The surviving copies of these coins show the face of victorious Italy with a laurel and an engraving underneath with the word “Italia” one one side, and on the other side shows the eight Italic tribes who pledged an oath of union. Other coins show a taurus trampling and defeating a she-wolf. The conflict of the Italians with Rome, which is known in history as the Social War, lasted two years and ended with Rome granting citizenship to all the Italic peoples with the enactment of the Lex Plauta Papiria. The law was a historical landmark. For the first time all residents in Italy could apply to a Roman magistrate and obtain Roman citizenship.
It was in 89 BC that for the first time in the history of the Italian peninsula the concept of citizenship was extended to all the Italic people. Those tribes beyond the Apennines who rebelled against Rome due to the disparity of their political-social status created a short but symbolic State, the first State called “Italy”. In the peninsula Rome was politically and militarily transformed into a city-state. Before the Social War, Roman citizenship was enjoyed by some Greek colonies in southern Italy, but not by the Italic peoples, especially those located beyond the Apennines.
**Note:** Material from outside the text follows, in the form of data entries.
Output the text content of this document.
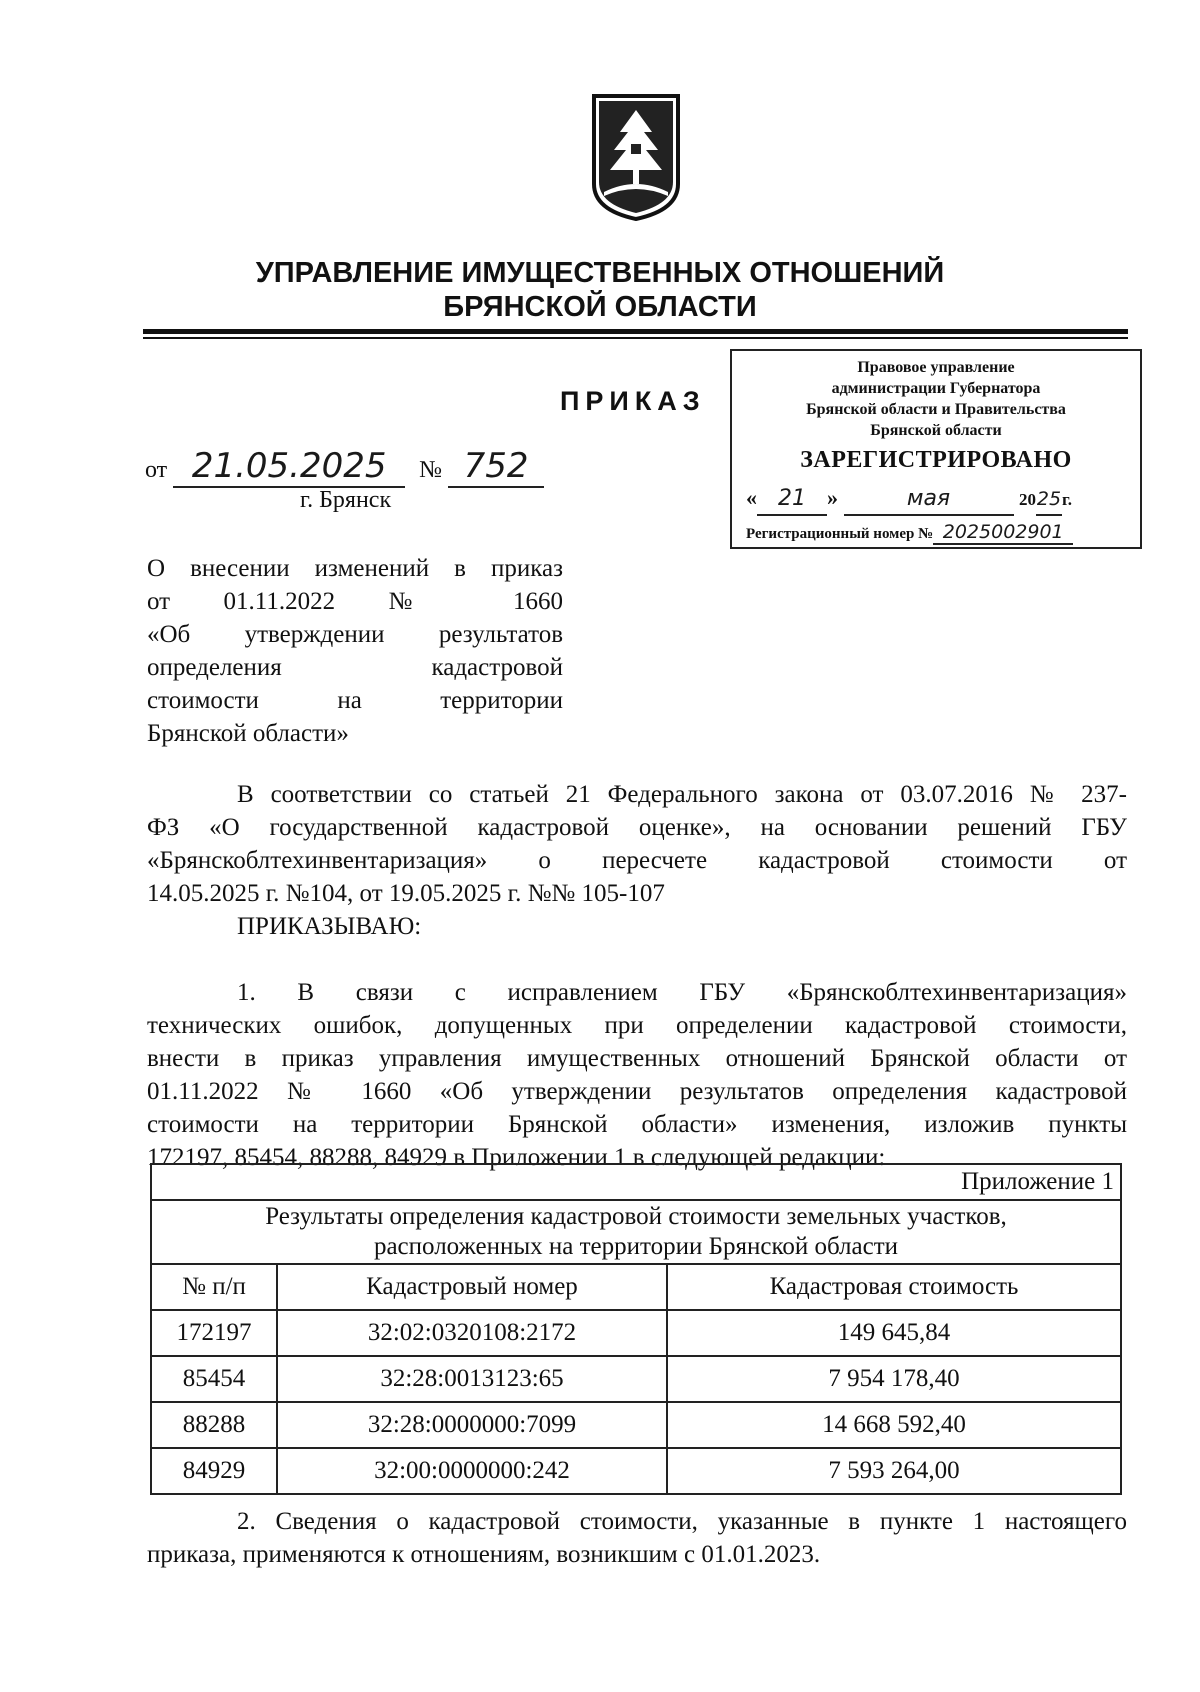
УПРАВЛЕНИЕ ИМУЩЕСТВЕННЫХ ОТНОШЕНИЙ
БРЯНСКОЙ ОБЛАСТИ
Правовое управление
администрации Губернатора
Брянской области и Правительства
Брянской области
ЗАРЕГИСТРИРОВАНО
« 21 »	мая	2025г.
Регистрационный номер № 2025002901
ПРИКАЗ
от 21.05.2025 № 752
г. Брянск
О внесении изменений в приказ
от 01.11.2022 № 1660
«Об утверждении результатов
определения кадастровой
стоимости на территории
Брянской области»
В соответствии со статьей 21 Федерального закона от 03.07.2016 № 237-
ФЗ «О государственной кадастровой оценке», на основании решений ГБУ
«Брянскоблтехинвентаризация» о пересчете кадастровой стоимости от
14.05.2025 г. №104, от 19.05.2025 г. №№ 105-107
ПРИКАЗЫВАЮ:
1. В связи с исправлением ГБУ «Брянскоблтехинвентаризация»
технических ошибок, допущенных при определении кадастровой стоимости,
внести в приказ управления имущественных отношений Брянской области от
01.11.2022 № 1660 «Об утверждении результатов определения кадастровой
стоимости на территории Брянской области» изменения, изложив пункты
172197, 85454, 88288, 84929 в Приложении 1 в следующей редакции:
Приложение 1		

Результаты определения кадастровой стоимости земельных участков,
расположенных на территории Брянской области		

№ п/п	Кадастровый номер	Кадастровая стоимость
172197	32:02:0320108:2172	149 645,84
85454	32:28:0013123:65	7 954 178,40
88288	32:28:0000000:7099	14 668 592,40
84929	32:00:0000000:242	7 593 264,00
2. Сведения о кадастровой стоимости, указанные в пункте 1 настоящего
приказа, применяются к отношениям, возникшим с 01.01.2023.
The first Italy was born in rebellion against Rome but survived only three years and was soon absorbed and assimilated by Rome. However, that act of rebellion and, above all, that regulatory act of 89 BC, can be seen as the time in which all the Italic peoples achieved equality in the peninsula and became Romans. It is to this law of equality among the Italic peoples in the Roman Empire that we can trace back the first antecedent of a Fatherland of the Italians. Eighty-nine BC. Twenty centuries ago in 2011. And if we are to celebrate anniversaries, why not reflect and commemorate our two thousand and eleventh anniversary?